Sur scène, un assemblage de portants ou d’agrès. Au-dessous, tout un arsenal de claviers, d’appareils électroniques, de platines, le matériel des DJ qui fabriquent du son de la musique électro. Au centre de l’assemblage, cerné de toutes parts par ses appareils tout puissants qu’il semble parfaitement maîtriser, un musicien chanteur, débute son concert. Norenjiv, semble très au fait de son art, aguerri à la technicité des appareils qui lui ont permis de monter un spectacle réglé au cordeau, aidé de main de maître par son technicien lukas.
Le chanteur débute son one man show et tous les poncifs non éculés de l’artiste l’habitent. Il instaure un rapport de séduction avec son public et, en artiste confirmé et sûr de lui, joue de certitudes acquises, rodées et de ses valeurs sûres.
La voix d’abord, outil de poids de son charme, est sertie par les effets spéciaux qui la modulent pour lui conférer la profondeur irrésistible d’une voix éminemment sculptée, sensuelle.
Le corps en mouvement, la silhouette qui se meut, cherche à émouvoir, à susciter l’envie de le voir bouger. Les pas de danse, les esquisses d’évolutions, tout le travail du chanteur avec son corps relève d’une volonté de créer le désir. L’invitation au divan d’une personne féminine n’en est que la confirmation. Boris Vigneron écrit là un rôle que nombre de nos rock stars interprètent, celui de susciter le désir en se positionnant radicalement hors de leur champ d’action-celui du chant et de la musique- pour devenir des sexe-symboles et provoquer des comportements hystériques. C’est pertinent, traité avec une autodérision qui permet de basculer vers le versant de la déconstruction. Art de clown, talent d’acrobate déplacent la réalité vers un lieu à inventer.

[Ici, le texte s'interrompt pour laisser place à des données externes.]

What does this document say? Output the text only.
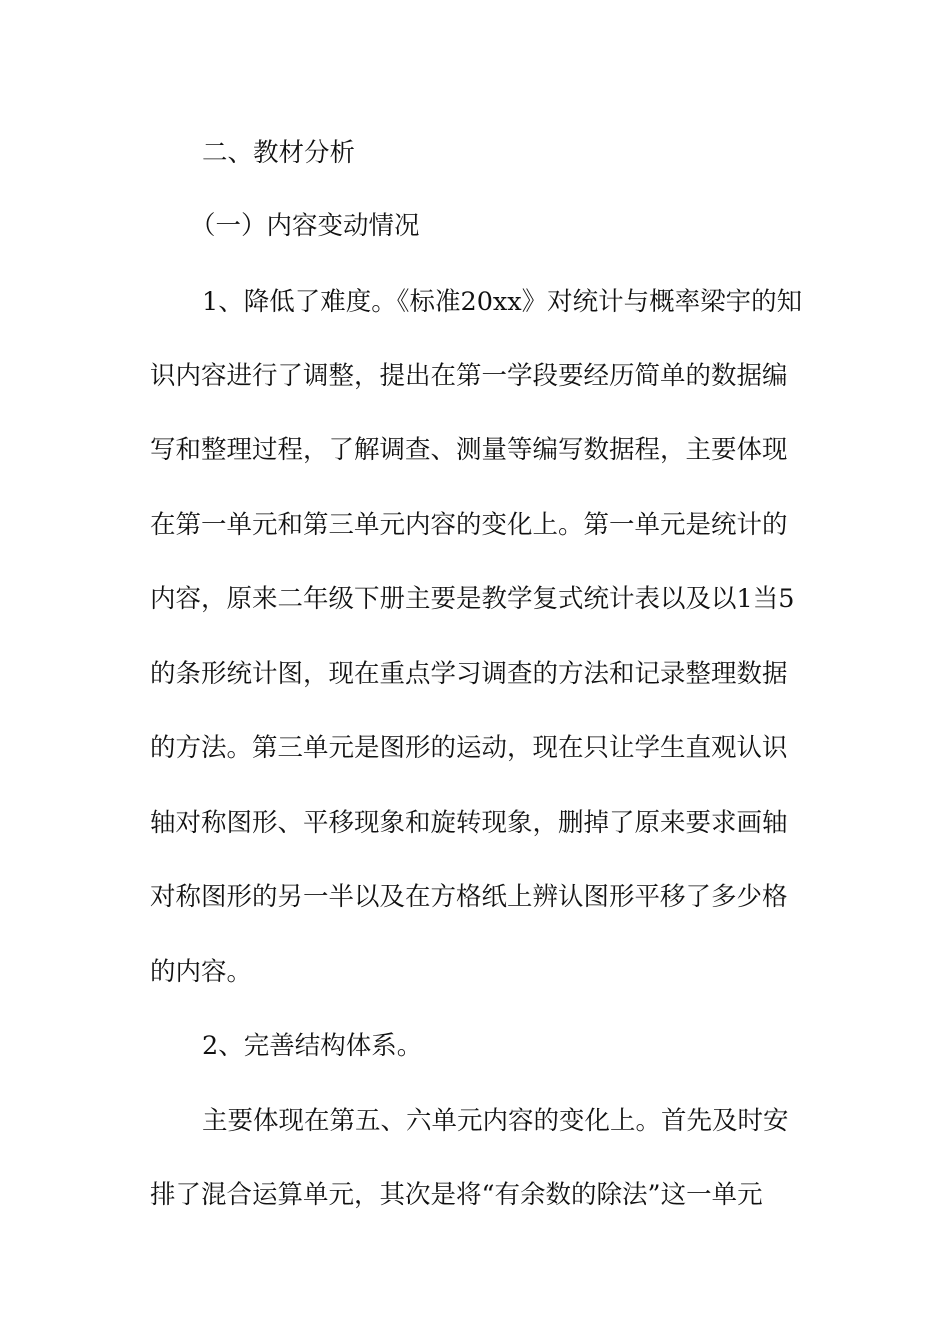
二、教材分析
（一）内容变动情况
1、降低了难度。《标准20xx》对统计与概率梁宇的知
识内容进行了调整，提出在第一学段要经历简单的数据编
写和整理过程，了解调查、测量等编写数据程，主要体现
在第一单元和第三单元内容的变化上。第一单元是统计的
内容，原来二年级下册主要是教学复式统计表以及以1当5
的条形统计图，现在重点学习调查的方法和记录整理数据
的方法。第三单元是图形的运动，现在只让学生直观认识
轴对称图形、平移现象和旋转现象，删掉了原来要求画轴
对称图形的另一半以及在方格纸上辨认图形平移了多少格
的内容。
2、完善结构体系。
主要体现在第五、六单元内容的变化上。首先及时安
排了混合运算单元，其次是将“有余数的除法”这一单元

La mise en place effectuée, les problèmes de dysfonctionnements techniques surviennent et ne cessent de s’accroître. Le technicien Manuel Mazurczack s’empare au pied levé du rôle de dépanneur en urgence sans parvenir à régler par des réparations satisfaisantes ce spectacle de plus en plus déglingué.
Norenjiv est aux affres de difficultés qui le condamnent à interrompre son spectacle pour se mettre à confier au public qu’il prend à témoin, ses réflexions et ses interrogations sur l’absurdité de nos conduites humaines face aux urgences climatiques.
« Aïe ! Aïe ! Aïe ! Ça fait mal à l’homme en moi ». Dépassé et excédé par le fiasco de son concert pourtant parfaitement millimétré, Norenjiv va developper des pensées paranoïaques et suspecter Lukas de sabotage.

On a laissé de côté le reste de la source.